There is still much work to be done. Granted it is not the way it used to be when gay people could be arrested on the spot, yet I don’t see a fully accepted gay MP do you ? Last time I checked parliament called him a ‘ferry in a pantomime’ . I do agree immensely however that politicians, businessmen and the media have milked the LGBT we don’t need floats and money making gimmicks, in fact it is chasing the pink pound that is lead to gay people being kicked out of gay bars for appearing ’too camp’ but we are still not taken seriously, if you are honest. This is not our fault it is not our fault this happens it is society’s.
To give up civil disobedience, keep clam and carry on to make the country look as if its tolerant is wrong and dangerous. LGBT phobia may be off the street but its not really dead its just went underground.
The acid test is whether a gay or lesbian coupe can walk down their main street or their own street hand in hand without heads turning or lips pursing (let alone outright abuse or violence). Until this happens there is still a need for these annual Pride events. As someone with involvement in gay rights since 1965, I can say things have greatly improved but my acid test is still not passed. The Mach should be free, the party paid for. And my preference would be for less silly exhibitionism in the march and more of an attempt to engage with the half million bystanders. Yes let it be colourful and jolly but there’s no need to convey that we’re all into leather chains and non-stop sex. It is about relationships too.
Thanks for this article and your reporting. What you do is appreciated.
I posted it to my LGBT Group on LinkedIn to spur members to read your article and to make comment. I also scooped it at Scoop.It on my LGBT Times news mashup.
Link to group >> http://www.linkedin.com/groups/LGBT-Gay-GLBT-Professional-Network-63687/about
All LGBT+ and community allies…. please come join me and 14,500+ of your soon to be great friends on LinkedIn. The member base represents 80% of the world’s countries.
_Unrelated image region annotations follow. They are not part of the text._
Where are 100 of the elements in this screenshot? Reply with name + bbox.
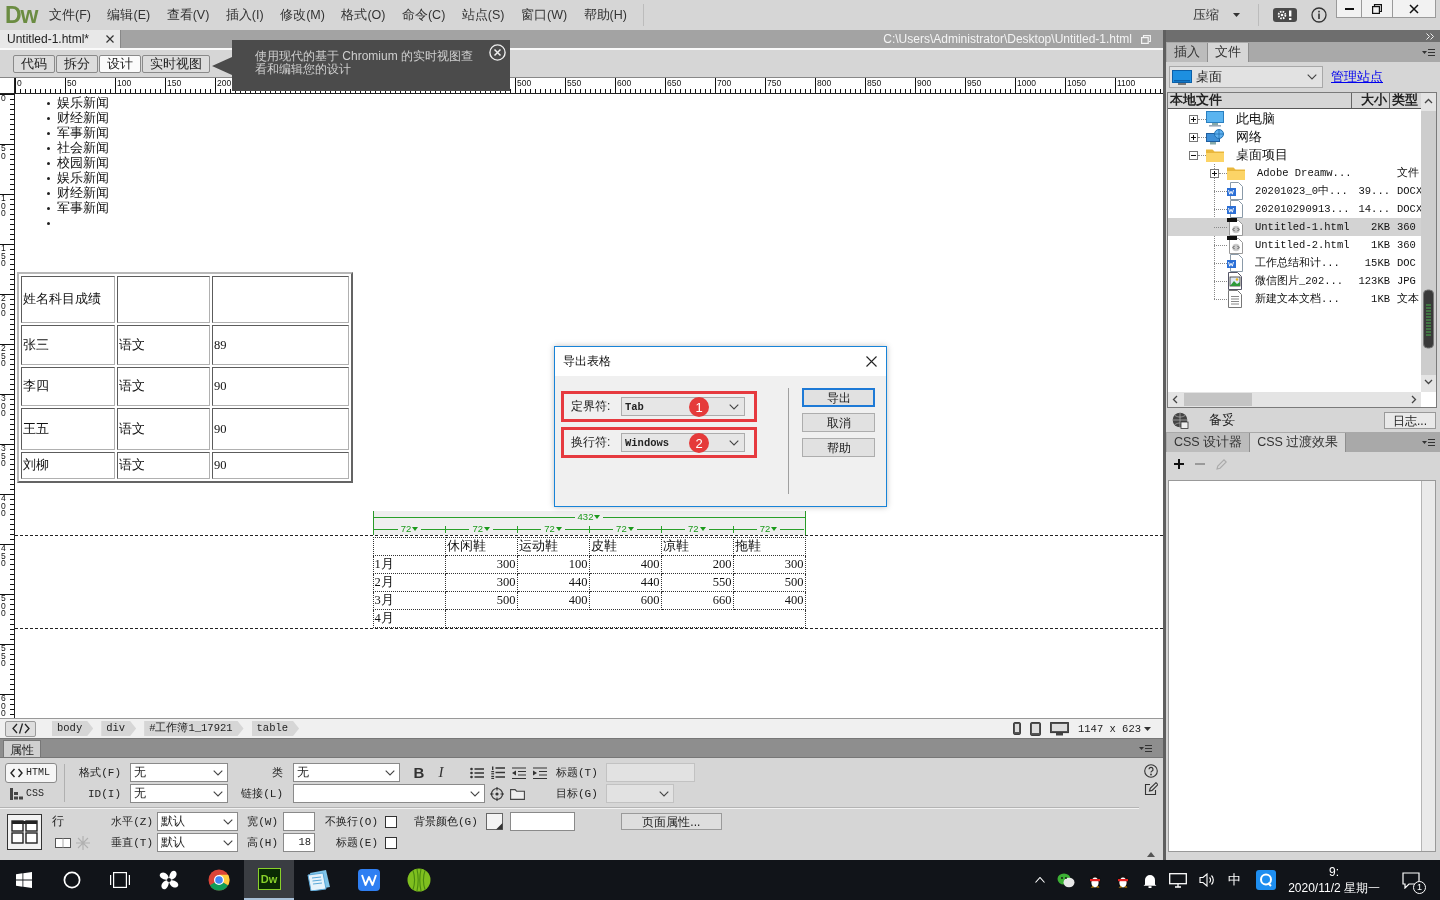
panel-menu-icon[interactable] [1422,48,1435,56]
numbered-list-icon[interactable] [491,766,505,779]
info-icon[interactable] [1311,7,1327,23]
chevron-up-icon[interactable] [1035,877,1046,883]
menu-item[interactable]: 编辑(E) [107,6,151,24]
width-field[interactable] [283,812,315,831]
vertical-align-dropdown[interactable]: 默认 [157,833,238,852]
menu-item[interactable]: 修改(M) [280,6,325,24]
log-button[interactable]: 日志... [1384,411,1436,429]
notification-icon[interactable] [1402,871,1420,889]
site-dropdown[interactable]: 桌面 [1169,66,1323,88]
file-row[interactable]: 工作总结和计... 15KB DOC [1168,254,1421,272]
monitor-icon[interactable] [1169,872,1188,888]
italic-button[interactable]: I [434,764,448,781]
close-button[interactable] [1393,0,1436,18]
column-header[interactable]: 本地文件 [1168,93,1352,108]
menu-item[interactable]: 窗口(W) [520,6,568,24]
file-row[interactable]: Untitled-1.html 2KB 360 [1168,218,1421,236]
menu-item[interactable]: 命令(C) [401,6,446,24]
chat-icon[interactable] [1057,872,1076,888]
id-dropdown[interactable]: 无 [130,784,228,803]
view-tab[interactable]: 设计 [99,54,141,73]
menu-item[interactable]: 插入(I) [225,6,264,24]
close-icon[interactable] [106,35,115,43]
file-row[interactable]: 此电脑 [1168,110,1421,128]
magnifier-app-icon[interactable] [1256,870,1277,890]
expand-toggle-icon[interactable] [1210,168,1219,178]
panel-tab[interactable]: 属性 [3,740,41,757]
dropdown[interactable]: Windows 2 [621,433,745,452]
html-mode-button[interactable]: HTML [5,762,57,783]
panel-menu-icon[interactable] [1139,744,1152,752]
checkbox[interactable] [385,836,397,849]
horizontal-scrollbar[interactable] [1168,392,1421,407]
expand-toggle-icon[interactable] [1189,114,1198,124]
file-row[interactable]: 新建文本文档... 1KB 文本 [1168,290,1421,308]
dialog-button[interactable]: 导出 [802,388,875,407]
expand-toggle-icon[interactable] [1189,132,1198,142]
panel-tab[interactable]: CSS 过渡效果 [1250,433,1347,452]
target-icon[interactable] [490,786,504,801]
gear-alert-icon[interactable] [1273,8,1297,22]
phone-icon[interactable] [1013,722,1021,735]
file-row[interactable]: 网络 [1168,128,1421,146]
tag-selector-item[interactable]: table [251,721,300,736]
restore-button[interactable] [1362,0,1393,18]
collapse-icon[interactable] [1426,32,1434,40]
file-row[interactable]: 微信图片_202... 123KB JPG [1168,272,1421,290]
tag-selector-item[interactable]: div [101,721,137,736]
tag-selector-item[interactable]: body [52,721,94,736]
bold-button[interactable]: B [412,764,426,781]
vertical-scrollbar[interactable] [1421,93,1436,392]
class-dropdown[interactable]: 无 [293,763,400,782]
outdent-icon[interactable] [512,766,526,779]
speaker-icon[interactable] [1199,873,1217,887]
format-dropdown[interactable]: 无 [130,763,228,782]
code-view-button[interactable] [5,720,36,737]
panel-tab[interactable]: 文件 [1208,43,1249,62]
link-field[interactable] [293,784,485,803]
panel-tab[interactable]: 插入 [1167,43,1208,62]
indent-icon[interactable] [533,766,547,779]
menu-item[interactable]: 格式(O) [341,6,386,24]
menu-item[interactable]: 站点(S) [461,6,505,24]
dropdown[interactable]: Tab 1 [621,397,745,416]
collapse-toggle-icon[interactable] [1189,150,1198,160]
horizontal-align-dropdown[interactable]: 默认 [157,812,238,831]
menu-item[interactable]: 文件(F) [49,6,91,24]
view-tab[interactable]: 代码 [13,54,55,73]
plus-icon[interactable] [1174,459,1184,469]
workspace-dropdown[interactable]: 压缩 [1187,6,1246,24]
dialog-button[interactable]: 帮助 [802,438,875,457]
view-tab[interactable]: 实时视图 [142,54,210,73]
folder-icon[interactable] [510,787,525,800]
vertical-scrollbar[interactable] [1421,481,1435,851]
manage-sites-link[interactable]: 管理站点 [1331,68,1383,86]
file-row[interactable]: Untitled-2.html 1KB 360 [1168,236,1421,254]
bulleted-list-icon[interactable] [470,766,484,779]
desktop-icon[interactable] [1050,721,1069,736]
merge-cells-icon[interactable] [55,837,71,848]
file-row[interactable]: Adobe Dreamw... 文件 [1168,164,1421,182]
input-method-indicator[interactable]: 中 [1228,871,1242,889]
close-icon[interactable] [866,356,877,367]
css-mode-button[interactable]: CSS [5,783,57,804]
color-swatch-icon[interactable] [485,813,503,830]
menu-item[interactable]: 查看(V) [166,6,210,24]
minimize-button[interactable] [1336,0,1362,18]
tablet-icon[interactable] [1030,721,1041,736]
dialog-button[interactable]: 取消 [802,413,875,432]
file-row[interactable]: 桌面项目 [1168,146,1421,164]
column-header[interactable]: 类型 [1390,93,1421,108]
help-icon[interactable] [1144,764,1158,778]
panel-tab[interactable]: CSS 设计器 [1167,433,1251,452]
tag-selector-item[interactable]: #工作簿1_17921 [144,721,244,736]
panel-menu-icon[interactable] [1422,438,1435,446]
page-properties-button[interactable]: 页面属性... [620,813,722,830]
column-header[interactable]: 大小 [1351,93,1391,108]
expand-up-icon[interactable] [1147,852,1155,857]
document-tab[interactable]: Untitled-1.html* [0,30,122,48]
checkbox[interactable] [385,815,397,828]
menu-item[interactable]: 帮助(H) [583,6,627,24]
height-field[interactable]: 18 [283,833,315,852]
bell-icon[interactable] [1143,872,1158,888]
As well as the down stream in my LInkedIn personal connections that reach over 22 million potential live stream viewers on LinkedIn.
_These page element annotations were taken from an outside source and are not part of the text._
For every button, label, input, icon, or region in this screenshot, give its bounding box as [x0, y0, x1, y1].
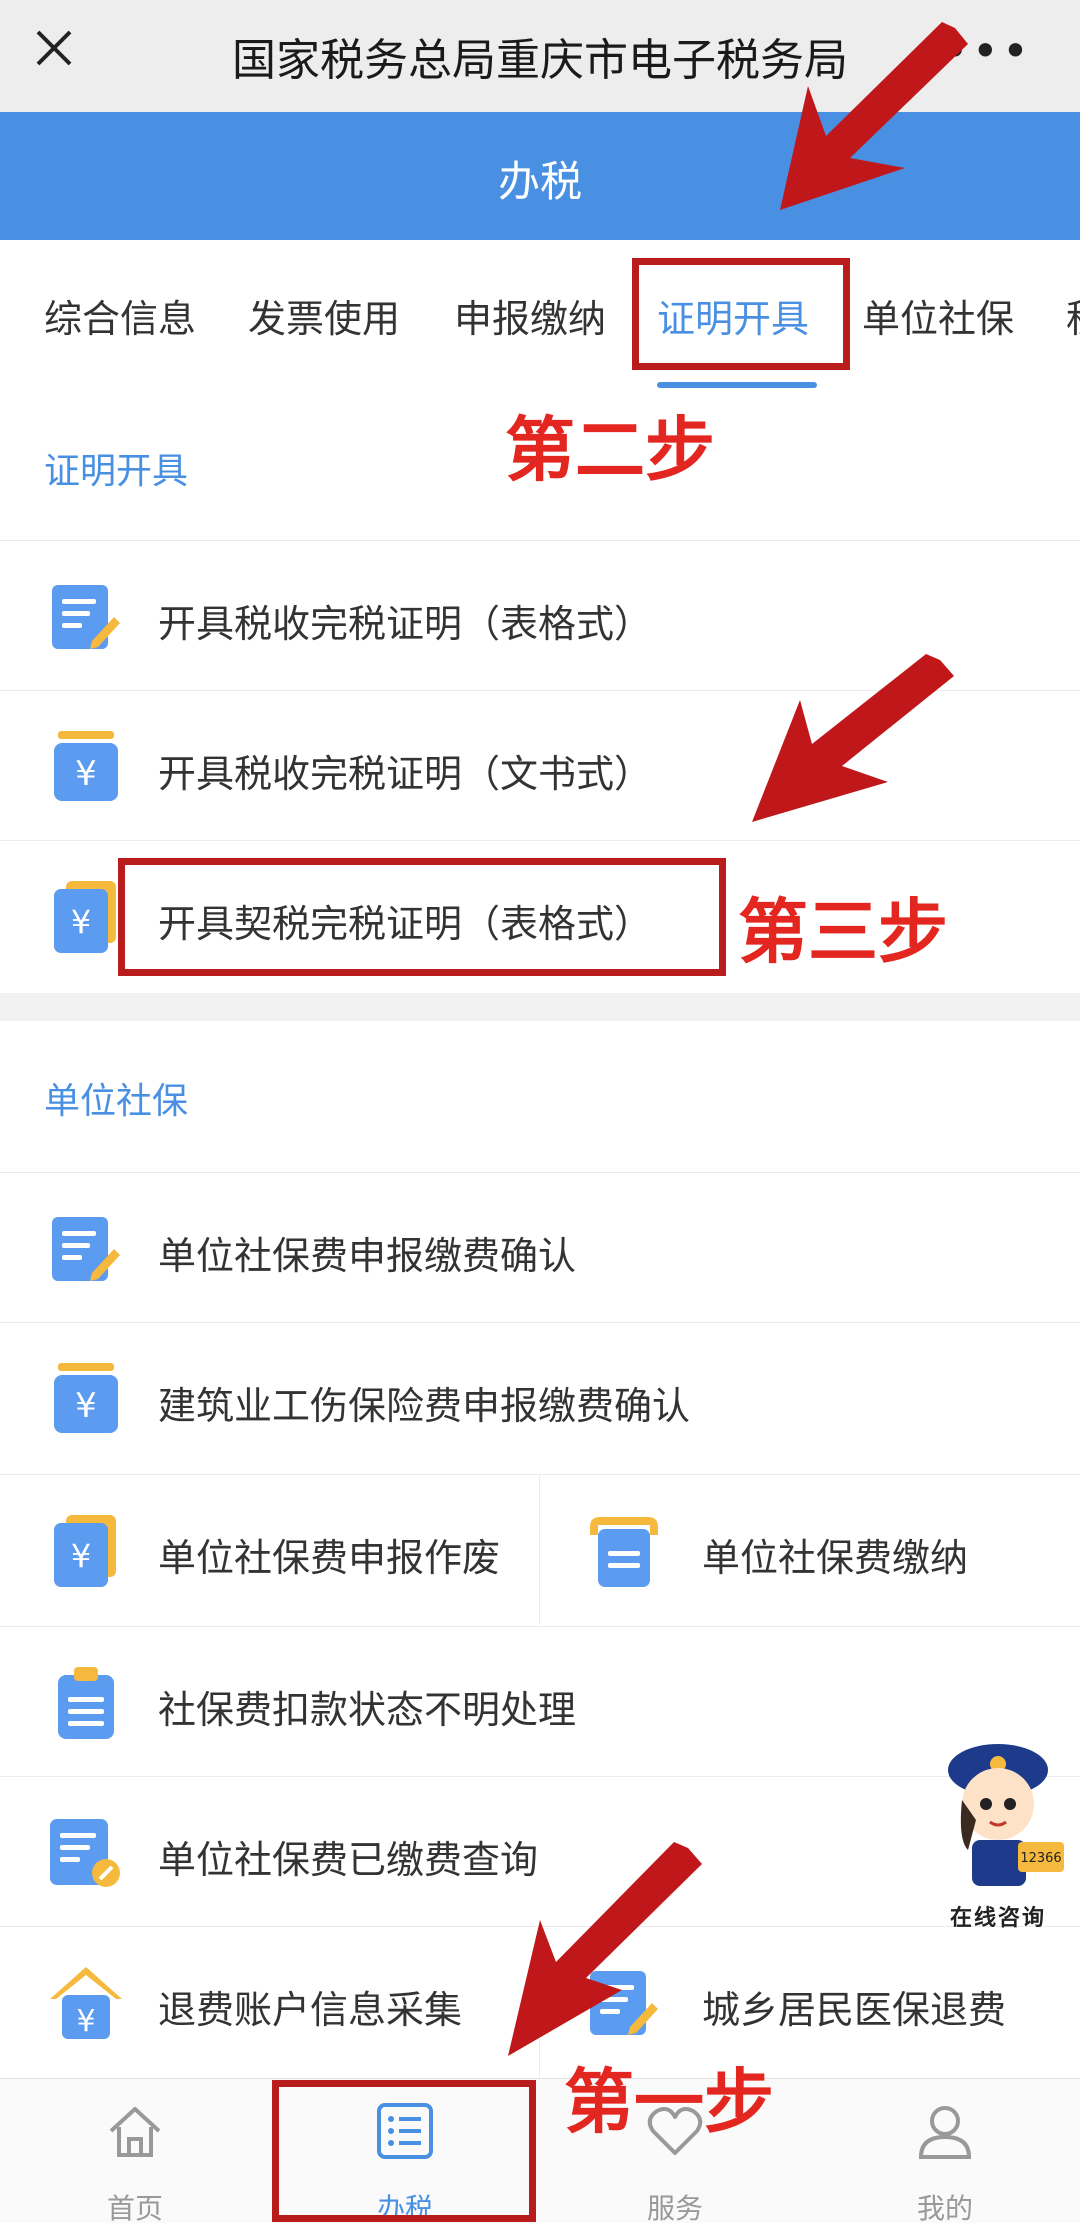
annotation-step-1: 第一步	[564, 2061, 774, 2143]
arrow-icon	[508, 1842, 702, 2056]
annotation-step-3: 第三步	[738, 891, 948, 973]
annotation-arrows	[508, 22, 968, 2056]
annotation-step-2: 第二步	[505, 409, 715, 491]
arrow-icon	[780, 22, 968, 210]
arrow-icon	[752, 654, 954, 822]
The group is strictly professional office friendly dialog, posting and profiles / profile images. I’ve been told by many that it may well be one of the best run / managed groups on LinkedIn.
You can be as out or private as you like and I provide instructions on how to set those preferences.
Im young and white, so im totally clueless about pride. What is it for exactly? And how does all the semi nudity and drag shows help to achieve it?
Why does being young and white matter?
Why are you bothered about semi nudity or drag? Would you wish to restrict this freedom of expression because of your own sensitivites?
I wish I knew the answer.
Seems to me that either the people writing these articles all live in a city like London or live in a “performing arts or creative bubble”. Equality is not won in the UK, the political support does not rech much outside of metropolitan areas and does not extend its arm into the schools even within those areas. What the parades do is show is solidarity to those whose local community or family are homophobic which for all intensive purposes is just as rife as its ever been.
Coming from South Africa I tend to agree, we have complete legal equality but the society needs to catch up with the law. The problem is that gay pride parades are hampering this. The impression is that gays are sex obsessed disobedient individuals.
I recently realised my sexual preferences and have simply got on with it – I told my family and friends I would be dating guys then when I fell in love with a guy I spoke openly in the office of my boyfriend. Absolutely no one has an issue but people privately do say, oh but why aren’t you effeminate? Do you sleep around etc. It’s pretty sad but the eccentric gay came out first because well it’s in their personality to be front of the crowd now it’s time for the rest of us just day to day guys to come out in our daily lives and teach others that ANYONE can be gay, and this is what pride should be about.